Green fields of corn and wheat and acres of sunflowers spread to the foothills of the Voreia mountains that skirted the Greek-Albanian border.

Johannes lit a cigarette.

“In Tiranë, Albania, my friend Peter and I rented a car, it had no brakes,” Johannes said. His stories were like this—spare, and though they had good starts, they often went nowhere. “I brought home live fingerling trout in a soda bottle and stocked them in the mill creek near my home.” Between the anecdotes he taught me words in Turkish:
ekmek, çakmak, tavuk.
But the most important were the words for trout, in Greek and Turkish, respectively,
pestrofa
and
alabalik,
and beer,
bira.

Bir
is one, so when you order a beer you say
bir bira.

“On the map the river is called the Vjosë,” Johannes said as we looked into its emerald currents off a bridge. “That is the Albanian name. The Greeks call it the Voïdomátis.”

We set up camp by an ancient stone bridge. Swallows darted above the surface of the water chasing insects. Below them, trout were rising to the same prey, small caddis flies. Johannes explained that this was a sanctuary closed to fishing, a national park, and for this reason there were many trout.

“We will wait a little before we fish, till the end of the day when the sun is lower and the hikers have gone home.”

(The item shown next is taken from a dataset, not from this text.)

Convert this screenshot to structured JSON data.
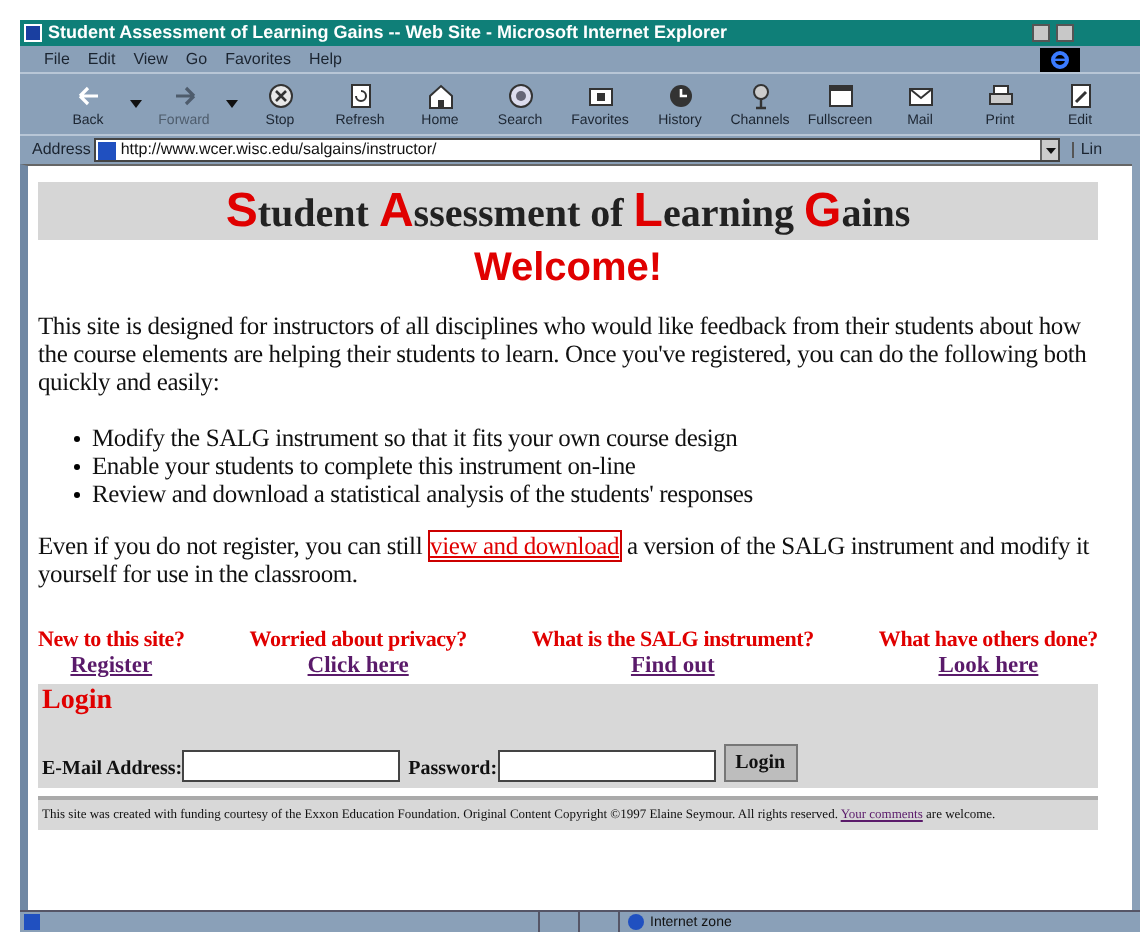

I sat in the shade of a giant plane tree and enjoyed the cool shade. Its trunk was mottled like a sycamore, and mimicked the play of light that reflected from the river on its broad leaves. The air smelled of honeysuckle.

“Ah,
mi hijo,
” my son, Ida said, coming up beside me to sit with her knitting. After a time, I left her there and walked to the river to wet my feet. The water was ice cold, fed either from melting snow in the mountains or from an underground spring. I knew that trout streams were usually cold—cold water held the high levels of dissolved oxygen that trout needed to survive.